I will be shooting a 2 day conference and I'm trying to figure out how I can manage recording such a long event. I normally just record to CF cards but for 2 days I need another solution. Any recommendations?

Christopher Young
August 30th, 2014, 06:43 AM
One option that could work with the XF-305.

If you can beg, borrow or steal, or hire an Atomos Samurai Blade with a 500GB drive you would have a pretty good solution for long record sessions. If you are not running around madly this can use a cheapish, around $70 hard drive, doesn't need to be an SSD and it will give around twelve hours recording of ProRes LT. ProRes can be edited on either Mac or Windoz so no real issues there.

Three Sony NP-F970 batteries will power a Samurai Blade for a day. I recently did a non-stop gig of 4hr 55 mins record time and the whole session used just one F970 battery. It was nearly flat but had that have happened it would have switched over to the second battery automatically. You can hot swap batteries on the Blade. All in all I find this combo is great for long corporate gigs, concerts etc in either SD or HD.

Samurai Blade | Atomos (http://www.atomos.com/samurai-blade/)

Chris Young
CYV Productions
Sydney

Mark Koha
August 30th, 2014, 01:29 PM
+1 on the Samurai. I use the same setup of a 305 and Samurai Blade. I love the thing.

Kathy Smith
August 31st, 2014, 05:23 AM
Thanks a bunch!

Al Bergstein
August 31st, 2014, 09:25 AM
+1 on the Blade. A great product. I use an SSD with it.

Steve Hontz
August 31st, 2014, 11:32 AM
I did a two-day conference with an XF305 and XF105. I have 4 CF cards for each camera.

As each card filled up, I would take it out and load it onto a laptop equipped with an external USB 3 card reader. A previously-formatted empty card would take its place.

At break times, I would copy the most-recently copied contents from the laptop hard drive to an external USB 3 hard drive, so I would have two copies. Also, I would format any cards that had been successfully copied so they would be ready to go in the rotation.

Kathy Smith
September 3rd, 2014, 04:46 AM
I did a two-day conference with an XF305 and XF105. I have 4 CF cards for each camera.

As each card filled up, I would take it out and load it onto a laptop equipped with an external USB 3 card reader. A previously-formatted empty card would take its place.

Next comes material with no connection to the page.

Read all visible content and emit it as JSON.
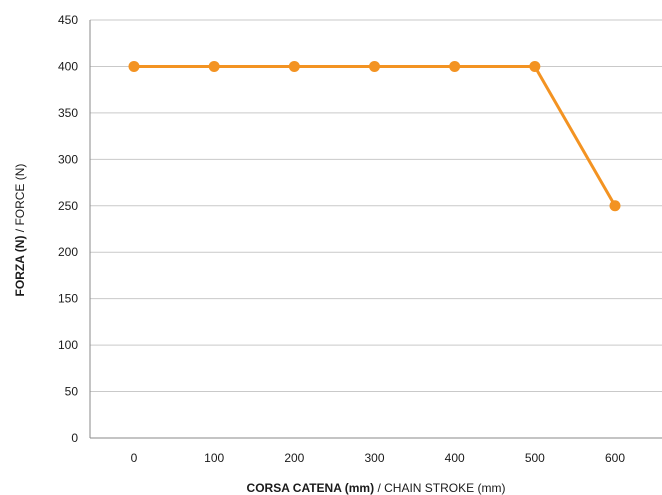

At break times, I would copy the most-recently copied contents from the laptop hard drive to an external USB 3 hard drive, so I would have two copies. Also, I would format any cards that had been successfully copied so they would be ready to go in the rotation.

What was the capacity of each card? Did you have enough time in between to copy each card to the computer before running out of cards?

James Redmond
September 3rd, 2014, 06:30 PM
Kathy, I also have a 305 and a 105.

I use both 128 gigs and 64 gig cards

64 gig is 163 minutes of HD video (1920-1080) 50 mbps
128 would be 326 minutes.

Get a USB3 CF card reader (if you have a computer that uses usb3). It will speed it up by 10 times over usb2 the transfer speed.

During the breaks is when I start to transfer files. 4 CF cards will do (even 64 gigs),

at nanoflash dot com you can get a 128 gig CF for $200. I just got one for my last event.

Good luck, James

Scott Brooks
September 4th, 2014, 01:47 PM
James ... good info on CF cards. I just purchased the XF200 and was wondering about the size cards I needed.

Just one correction though on the Nano site ... I believe that should be dot net.

Steve Hontz
September 5th, 2014, 05:42 PM
What was the capacity of each card? Did you have enough time in between to copy each card to the computer before running out of cards?

My cards are 32GB cards = 82 mins each (at 1920x1080 24p.) I don't have a full card to test with right now, but as I recall, it takes about 7 mins to download a full card to the laptop. Because I used the relay record, I could just pull cards when they filled up and stick in a fresh card without stopping.

I don't like having one big card. In case the card fails (or you accidentally wipe it) you've lost everything.